Ce que c’est vraiment
Le caillé est découpé, égoutté, puis salé dans la masse avant moulage, une technique qui bloque une partie de l’acidification et laisse une pâte ouverte, courte, qui s’effrite. L’humidité résiduelle est plus élevée que dans un cheddar, si bien que le fromage reste tendre malgré sa friabilité. Le goût est salin, lactique, avec une pointe acide et une finale nette qui ne s’étire pas. La version rouge est colorée au rocou, purement en surface de goût — la couleur ne change rien en bouche ; la version bleue est ensemencée et affinée plus longtemps.

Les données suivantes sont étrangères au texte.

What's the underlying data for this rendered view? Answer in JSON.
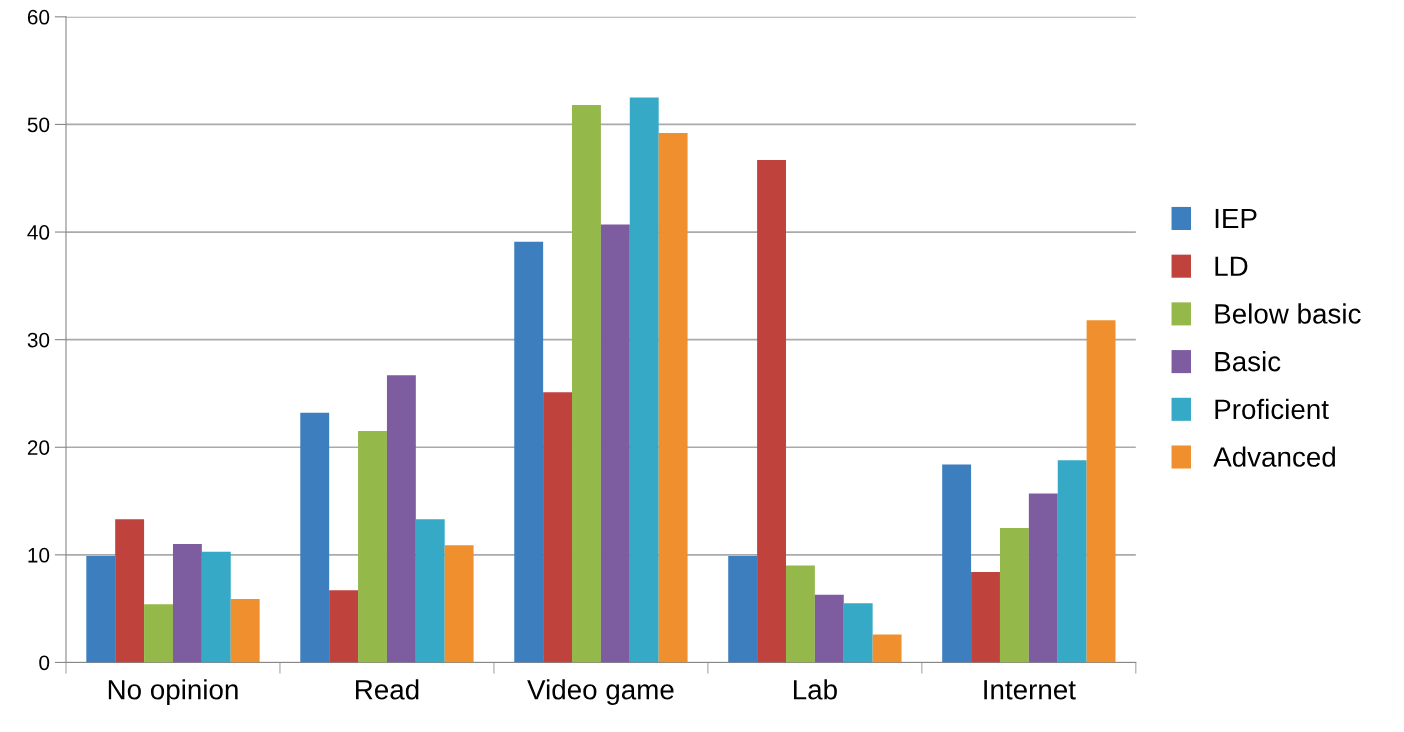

Un nom que personne ne protège
Plusieurs fromages anglais bénéficient d’une appellation qui impose une zone et un cahier des charges, et le Cheshire n’en fait pas partie à la connaissance de cette fiche. Le mot est donc libre, et un cheshire acheté en France peut avoir été fabriqué n’importe où, avec n’importe quel lait. C’est exactement la différence entre un nom qui décrit un style et un nom qui engage un lieu. La salinité du fromage est traditionnellement rattachée aux sols salifères de la plaine du Cheshire et à ses sources salées, mais cette explication se répète plus qu’elle ne se démontre.
En cuisine
Il s’émiette sur une salade, sur des pommes de terre chaudes, sur une soupe, et il tient face à une pomme acide ou une betterave. Fondu, il rend plus facilement son gras qu’un cheddar et convient mieux à une sauce liée qu’à un gratin sec. Sur le pain, avec du beurre salé et un pickle, il est chez lui.
À table
Une bière anglaise de type ale, peu amère, ou un cidre brut répondent bien à sa salinité. En vin, restez sur un blanc sec sans bois.